Goyal Lajya Devi, Dhaliwal Balpreet, Singh Paramdeep, Ganjoo Sandesh, Goyal Vikas
Department of Obstetrics and Gynaecology, Guru Gobind Singh Medical College and Hospital, Baba Farid University of Health Sciences, Faridkot, Punjab, India.
Department of Radiology, Guru Gobind Singh Medical College and Hospital, Baba Farid University of Health Sciences, Faridkot, Punjab, India.
Gynecol Minim Invasive Ther. 2020 Apr 28;9(2):81-87. doi: 10.4103/GMIT.GMIT_13_19. eCollection 2020 Apr-Jun.
This study aimed to analyze the clinical and imaging findings as well as the outcomes of patients with Mullerian duct anomalies.
A retrospective analysis of 41 patients with Mullerian development anomalies treated in a tertiary care center in the past 9 years was done. The presenting symptoms, radiological findings, management, and the outcomes were evaluated.
According to the American Fertility Society's classification, 11 patients presented in Class I, 6 in Class II, and 24 in Class III of the classification. It was found that some of the defects such as the unicornuate uterus, a unicornuate uterus with noncommunicating rudimentary horn, and longitudinal vaginal septum were usually asymptomatic whereas disorders such as Mayer-Rokitansky-Küster-Hauser (MRKH), cervicovaginal atresia, and transverse vaginal septum presented with the absence of menarche, cyclical abdominal pain, and abdominal mass, respectively. Defects such as the bicornuate uterus, didelphys uterus, and septate uterus present with poor reproductive performance. Unicornuate uterus with communicating horn presented with rupture of the horn in the antenatal period, which was managed vigorously. Vaginoplasty with a skin graft and amnion graft had excellent results in MRKH syndrome. Patients with cervicovaginal atresia had a poor prognosis and ultimately required a hysterectomy. Hysteroscopic septal resection improved the reproductive performance in the patients with septate uterus.

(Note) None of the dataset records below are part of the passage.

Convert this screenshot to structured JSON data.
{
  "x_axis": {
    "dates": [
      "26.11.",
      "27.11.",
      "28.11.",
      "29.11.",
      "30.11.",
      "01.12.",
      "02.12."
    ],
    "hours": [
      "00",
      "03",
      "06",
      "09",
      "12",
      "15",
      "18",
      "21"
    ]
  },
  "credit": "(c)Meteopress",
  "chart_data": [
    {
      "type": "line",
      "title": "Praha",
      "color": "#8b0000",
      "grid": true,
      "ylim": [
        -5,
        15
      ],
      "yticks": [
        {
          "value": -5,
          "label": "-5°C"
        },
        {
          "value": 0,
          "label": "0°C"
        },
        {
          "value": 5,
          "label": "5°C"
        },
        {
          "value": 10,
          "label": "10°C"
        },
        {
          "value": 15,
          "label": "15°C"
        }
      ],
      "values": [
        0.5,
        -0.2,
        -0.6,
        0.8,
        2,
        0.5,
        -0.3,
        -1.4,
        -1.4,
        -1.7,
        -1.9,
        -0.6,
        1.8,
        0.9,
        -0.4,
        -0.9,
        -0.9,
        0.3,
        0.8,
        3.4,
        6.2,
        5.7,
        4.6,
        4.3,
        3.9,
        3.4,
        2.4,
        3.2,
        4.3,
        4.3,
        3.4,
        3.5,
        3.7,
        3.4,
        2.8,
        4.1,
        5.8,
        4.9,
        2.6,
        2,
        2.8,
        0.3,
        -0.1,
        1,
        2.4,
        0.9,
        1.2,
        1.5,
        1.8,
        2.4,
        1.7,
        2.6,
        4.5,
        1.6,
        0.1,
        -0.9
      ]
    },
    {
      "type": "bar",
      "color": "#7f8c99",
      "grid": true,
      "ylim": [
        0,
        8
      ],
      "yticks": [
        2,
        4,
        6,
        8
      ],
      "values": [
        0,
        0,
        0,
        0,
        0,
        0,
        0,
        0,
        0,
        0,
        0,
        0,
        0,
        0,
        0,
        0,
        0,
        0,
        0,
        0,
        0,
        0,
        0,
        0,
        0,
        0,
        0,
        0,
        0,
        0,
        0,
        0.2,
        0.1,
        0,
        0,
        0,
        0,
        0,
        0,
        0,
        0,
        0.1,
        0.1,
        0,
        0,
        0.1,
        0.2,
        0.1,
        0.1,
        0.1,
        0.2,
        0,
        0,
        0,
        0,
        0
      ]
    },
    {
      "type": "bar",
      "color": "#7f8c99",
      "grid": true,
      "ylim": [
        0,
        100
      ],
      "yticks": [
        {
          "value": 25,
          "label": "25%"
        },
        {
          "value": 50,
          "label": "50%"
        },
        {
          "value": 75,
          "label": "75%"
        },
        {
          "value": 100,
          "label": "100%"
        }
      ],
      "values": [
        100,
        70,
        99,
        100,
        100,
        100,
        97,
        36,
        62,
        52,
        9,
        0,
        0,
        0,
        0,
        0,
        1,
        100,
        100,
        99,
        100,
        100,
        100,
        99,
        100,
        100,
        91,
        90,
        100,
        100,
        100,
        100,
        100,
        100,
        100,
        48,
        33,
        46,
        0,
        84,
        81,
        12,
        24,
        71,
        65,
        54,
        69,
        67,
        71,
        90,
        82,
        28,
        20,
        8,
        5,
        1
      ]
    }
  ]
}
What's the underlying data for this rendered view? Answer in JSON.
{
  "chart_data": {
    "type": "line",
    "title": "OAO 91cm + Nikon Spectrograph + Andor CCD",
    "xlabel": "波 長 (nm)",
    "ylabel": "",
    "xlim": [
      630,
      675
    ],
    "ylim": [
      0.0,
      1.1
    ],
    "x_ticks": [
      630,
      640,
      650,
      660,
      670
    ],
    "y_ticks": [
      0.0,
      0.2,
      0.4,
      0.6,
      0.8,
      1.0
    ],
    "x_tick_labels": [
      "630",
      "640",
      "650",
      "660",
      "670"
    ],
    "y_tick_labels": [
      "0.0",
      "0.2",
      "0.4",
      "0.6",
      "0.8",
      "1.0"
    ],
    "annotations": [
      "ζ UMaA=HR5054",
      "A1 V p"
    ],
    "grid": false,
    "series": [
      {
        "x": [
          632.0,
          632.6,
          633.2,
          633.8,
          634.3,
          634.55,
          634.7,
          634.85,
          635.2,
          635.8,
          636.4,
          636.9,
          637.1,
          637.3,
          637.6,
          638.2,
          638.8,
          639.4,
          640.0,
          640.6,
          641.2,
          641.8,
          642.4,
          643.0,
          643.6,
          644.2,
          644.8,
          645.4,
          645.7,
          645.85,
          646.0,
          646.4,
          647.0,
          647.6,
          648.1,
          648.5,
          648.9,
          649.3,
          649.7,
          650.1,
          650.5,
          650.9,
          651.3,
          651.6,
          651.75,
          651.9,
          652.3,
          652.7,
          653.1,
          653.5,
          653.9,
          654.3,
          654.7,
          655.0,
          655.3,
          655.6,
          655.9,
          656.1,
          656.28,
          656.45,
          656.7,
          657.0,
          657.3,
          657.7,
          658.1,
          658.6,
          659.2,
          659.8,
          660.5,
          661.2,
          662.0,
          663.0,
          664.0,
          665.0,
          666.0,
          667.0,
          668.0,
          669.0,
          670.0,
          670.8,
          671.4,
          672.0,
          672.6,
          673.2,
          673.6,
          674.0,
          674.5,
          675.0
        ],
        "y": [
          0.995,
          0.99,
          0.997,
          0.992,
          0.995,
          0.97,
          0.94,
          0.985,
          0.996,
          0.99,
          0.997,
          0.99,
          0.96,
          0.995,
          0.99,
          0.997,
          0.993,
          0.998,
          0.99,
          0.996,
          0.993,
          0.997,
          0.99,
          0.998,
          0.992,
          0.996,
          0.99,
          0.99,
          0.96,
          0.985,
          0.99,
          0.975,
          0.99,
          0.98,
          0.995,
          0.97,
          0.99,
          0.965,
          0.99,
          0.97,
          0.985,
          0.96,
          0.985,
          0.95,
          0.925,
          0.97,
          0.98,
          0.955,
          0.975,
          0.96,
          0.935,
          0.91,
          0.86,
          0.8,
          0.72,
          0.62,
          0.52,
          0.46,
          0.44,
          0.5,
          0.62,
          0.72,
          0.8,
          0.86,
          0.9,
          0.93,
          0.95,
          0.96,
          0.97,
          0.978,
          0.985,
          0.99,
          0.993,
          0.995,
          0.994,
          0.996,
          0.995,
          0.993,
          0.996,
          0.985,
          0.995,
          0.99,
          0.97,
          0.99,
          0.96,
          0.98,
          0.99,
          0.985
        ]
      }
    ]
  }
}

This study concluded that the management of uterine malformations is individualized depending on the symptoms and fertility concerns. Cervicovaginal atresia was associated with restenosis after surgery ultimately required a hysterectomy. MRKH had excellent results with McIndoe vaginoplasty. Optimal and timely management may lead to better outcomes.
本研究旨在分析苗勒管异常患者的临床和影像学表现以及治疗结果。
对过去9年在一家三级医疗中心接受治疗的41例苗勒管发育异常患者进行回顾性分析。评估患者的临床表现、影像学检查结果、治疗方法及治疗结果。
根据美国生育协会的分类标准,I类11例,II类6例,III类24例。发现单角子宫、残角子宫、阴道纵隔等畸形通常无症状,而先天性无阴道、宫颈阴道闭锁、阴道横隔等畸形分别表现为原发性闭经、周期性腹痛和腹部肿块。双子宫、双阴道、纵隔子宫等畸形表现为生殖功能差。残角子宫妊娠在孕期可发生子宫破裂,需积极处理。游离植皮阴道成形术和羊膜移植阴道成形术治疗先天性无阴道综合征效果良好。宫颈阴道闭锁患者预后较差,最终需行子宫切除术。宫腔镜纵隔切除术可改善纵隔子宫患者的生殖功能。
本研究得出结论,子宫畸形的治疗应根据症状和生育需求个体化。宫颈阴道闭锁术后易发生再狭窄,最终需行子宫切除术。先天性无阴道综合征采用游离植皮阴道成形术效果良好。最佳且及时的治疗可带来更好的治疗效果。